My day started off with an internal conversation I was having... I managed to get up shortly after my alarm went off, with the intention of packing my kids clothes for the day, and working on a school post. All was accomplished, and I felt really good for FINALLY being able to get up when I wanted to. And so the conversation in my head began... Mostly questions, but an AH-HA resulted from it.

Me to Self: "Why haven't you been able to do this [getting up early] lately? Why is running the only thing you will make time to do, when you actually WANT to make time for exercise? Why has my motivation been external in the past, i.e., training for a raise, trying to lose weight to look good, keeping up with my friends, etc.? Why should I workout and get healthy now?

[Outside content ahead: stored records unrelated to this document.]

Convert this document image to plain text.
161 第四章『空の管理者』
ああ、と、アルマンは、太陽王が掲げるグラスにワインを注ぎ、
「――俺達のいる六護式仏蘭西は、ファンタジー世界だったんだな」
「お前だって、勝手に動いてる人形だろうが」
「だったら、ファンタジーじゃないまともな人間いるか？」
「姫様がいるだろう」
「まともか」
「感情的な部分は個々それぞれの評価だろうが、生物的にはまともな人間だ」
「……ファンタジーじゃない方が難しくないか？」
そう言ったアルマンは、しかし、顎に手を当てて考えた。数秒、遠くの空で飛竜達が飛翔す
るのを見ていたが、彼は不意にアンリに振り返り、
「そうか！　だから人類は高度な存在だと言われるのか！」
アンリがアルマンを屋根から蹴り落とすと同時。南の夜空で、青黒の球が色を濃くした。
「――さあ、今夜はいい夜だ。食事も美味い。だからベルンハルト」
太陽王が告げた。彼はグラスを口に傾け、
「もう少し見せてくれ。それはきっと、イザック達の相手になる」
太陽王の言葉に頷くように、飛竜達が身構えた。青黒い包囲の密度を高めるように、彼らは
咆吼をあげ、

Who am I doing this for?"

The line of questions churned in my mind through my morning routine, and by the time I was out of the shower (where many of moments of clarity happen!), I heard the words in my head: NO MORE EXCUSES. No more being too tired... no more too much work to get to my goal... no more being unhappy with what I see in the mirror. Just NO MORE. In that moment, I realized the reason why I have trained for so many races in the last year or more. It is because even though I am not a big fan of race training, the commitment I have made to entering the race (paying the registration is a big one!) has been a driving force behind keeping me going. That sense of accomplishment when I log miles and feel that I'm getting somewhere was a good motivation.

I discovered that I have been creating barriers around myself that are keeping me from exercising. I have been so worried about getting anxious with overloading my plate, that the one thing that keeps my anxiety down is what has been sacrificed. So with that... I decided this morning that I am going to pick one of the MANY races I have had my eye on for this year, and register. I need something to work towards, and if this is what it takes, then so be it. I didn't register for races because I was afraid between work, school, and kids, training would just be too much. But I know that I need this... and that I don't have to win a gold medal, even if I walk part of any race. The point is just to FINISH..... but first, I've got to START.